In [1]:
import torch
import torchaudio
import os

In [2]:
# Path to the TIMIT dataset audio file
audio_file = os.path.join("timit", "data", "TRAIN", "DR1", "FCJF0", "SA1.WAV")

# Load the audio file
waveform, sample_rate = torchaudio.load(audio_file)
waveform = waveform.squeeze()

# Resample to 16kHz if necessary
if sample_rate != 16000:
    waveform = torchaudio.transforms.Resample(sample_rate, 16000)(waveform)

In [None]:
from transformers import Wav2Vec2Processor
from transformers import QuartzNetForCTC  # Hypothetical import as QuartzNet is usually available in NVIDIA's toolkit

# Replace with the correct model ID if QuartzNet is on Hugging Face; otherwise, use NVIDIA NeMo framework.
quartz_processor = Wav2Vec2Processor.from_pretrained("nvidia/quartznet15x5")
quartz_model = QuartzNetForCTC.from_pretrained("nvidia/quartznet15x5")

# Process and tokenize the waveform
inputs = quartz_processor(waveform, sampling_rate=16000, return_tensors="pt")

# Get the predicted text from QuartzNet
with torch.no_grad():
    logits = quartz_model(inputs.input_values).logits
    predicted_ids = torch.argmax(logits, dim=-1)

# Decode the predicted ids to text
ground_truth_text = "She had your dark suit in greasy wash water all year"


predicted_text = quartz_processor.batch_decode(predicted_ids)[0]
print("QuartzNet Predicted Text:", predicted_text)

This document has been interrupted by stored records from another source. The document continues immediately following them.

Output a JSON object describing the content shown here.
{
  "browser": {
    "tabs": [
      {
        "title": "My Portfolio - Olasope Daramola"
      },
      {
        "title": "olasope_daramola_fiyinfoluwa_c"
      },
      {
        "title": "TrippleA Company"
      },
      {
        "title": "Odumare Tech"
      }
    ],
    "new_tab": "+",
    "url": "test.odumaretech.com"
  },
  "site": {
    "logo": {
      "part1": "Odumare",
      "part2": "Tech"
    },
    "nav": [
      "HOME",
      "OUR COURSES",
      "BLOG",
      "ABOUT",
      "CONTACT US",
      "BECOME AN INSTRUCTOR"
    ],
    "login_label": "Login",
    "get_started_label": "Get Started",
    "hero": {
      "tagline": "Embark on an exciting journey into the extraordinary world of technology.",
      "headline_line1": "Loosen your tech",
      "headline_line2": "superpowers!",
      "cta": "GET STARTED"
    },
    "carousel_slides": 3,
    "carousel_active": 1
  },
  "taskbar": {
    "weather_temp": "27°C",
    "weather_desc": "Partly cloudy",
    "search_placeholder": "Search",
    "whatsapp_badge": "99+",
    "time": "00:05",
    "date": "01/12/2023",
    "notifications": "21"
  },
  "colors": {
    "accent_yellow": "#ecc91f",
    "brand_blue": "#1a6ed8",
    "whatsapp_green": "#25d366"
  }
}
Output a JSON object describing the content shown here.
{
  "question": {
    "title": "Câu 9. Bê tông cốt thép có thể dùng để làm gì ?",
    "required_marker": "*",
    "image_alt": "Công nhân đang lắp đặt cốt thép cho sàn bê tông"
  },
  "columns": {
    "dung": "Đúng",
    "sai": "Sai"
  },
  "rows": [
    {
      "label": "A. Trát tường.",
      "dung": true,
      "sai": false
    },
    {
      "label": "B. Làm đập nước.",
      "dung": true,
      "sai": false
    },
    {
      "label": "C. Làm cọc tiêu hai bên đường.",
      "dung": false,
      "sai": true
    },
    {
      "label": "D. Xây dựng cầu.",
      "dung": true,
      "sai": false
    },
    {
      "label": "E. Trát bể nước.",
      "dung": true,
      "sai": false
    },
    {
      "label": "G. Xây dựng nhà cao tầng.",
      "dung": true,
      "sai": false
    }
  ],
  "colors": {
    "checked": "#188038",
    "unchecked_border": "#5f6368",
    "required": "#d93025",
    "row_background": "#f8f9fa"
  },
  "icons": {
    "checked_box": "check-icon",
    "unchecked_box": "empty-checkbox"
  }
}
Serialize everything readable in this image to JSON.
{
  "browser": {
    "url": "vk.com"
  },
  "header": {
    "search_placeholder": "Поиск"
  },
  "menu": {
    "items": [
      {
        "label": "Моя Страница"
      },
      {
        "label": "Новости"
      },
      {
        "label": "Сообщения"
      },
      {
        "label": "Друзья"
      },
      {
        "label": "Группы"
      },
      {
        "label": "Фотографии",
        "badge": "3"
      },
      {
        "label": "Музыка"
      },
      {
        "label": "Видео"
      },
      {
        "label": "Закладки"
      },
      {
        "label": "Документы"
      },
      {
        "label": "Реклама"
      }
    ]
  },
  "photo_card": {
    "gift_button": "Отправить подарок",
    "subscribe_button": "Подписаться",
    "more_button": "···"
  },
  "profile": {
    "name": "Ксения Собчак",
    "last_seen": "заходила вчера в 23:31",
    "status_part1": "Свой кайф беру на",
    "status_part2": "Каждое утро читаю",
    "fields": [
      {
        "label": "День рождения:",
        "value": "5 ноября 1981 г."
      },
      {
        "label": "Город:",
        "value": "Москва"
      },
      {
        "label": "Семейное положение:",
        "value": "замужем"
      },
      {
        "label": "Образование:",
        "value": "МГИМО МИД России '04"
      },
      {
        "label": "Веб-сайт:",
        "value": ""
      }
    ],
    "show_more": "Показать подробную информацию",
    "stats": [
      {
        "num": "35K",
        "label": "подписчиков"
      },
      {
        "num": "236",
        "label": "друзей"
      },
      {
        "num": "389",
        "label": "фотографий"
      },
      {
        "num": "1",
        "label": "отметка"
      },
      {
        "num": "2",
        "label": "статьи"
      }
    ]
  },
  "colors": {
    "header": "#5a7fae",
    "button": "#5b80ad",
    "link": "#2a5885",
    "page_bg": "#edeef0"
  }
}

  torch.utils._pytree._register_pytree_node(


ImportError: cannot import name 'QuartzNetForCTC' from 'transformers' (d:\Anaconda\Lib\site-packages\transformers\__init__.py)

In [None]:
from jiwer import wer, mer, wil
import matplotlib.pyplot as plt
import seaborn as sns
import numpy as np

error_rate = wer(ground_truth_text.lower(), predicted_text.lower())
print("Word Error Rate:", error_rate)

match_error_rate = mer(ground_truth_text.lower(), predicted_text.lower())
wil_rate = wil(ground_truth_text.lower(), predicted_text.lower())
print("Match Error Rate:", match_error_rate)
print("Word Information Lost Rate:", wil_rate)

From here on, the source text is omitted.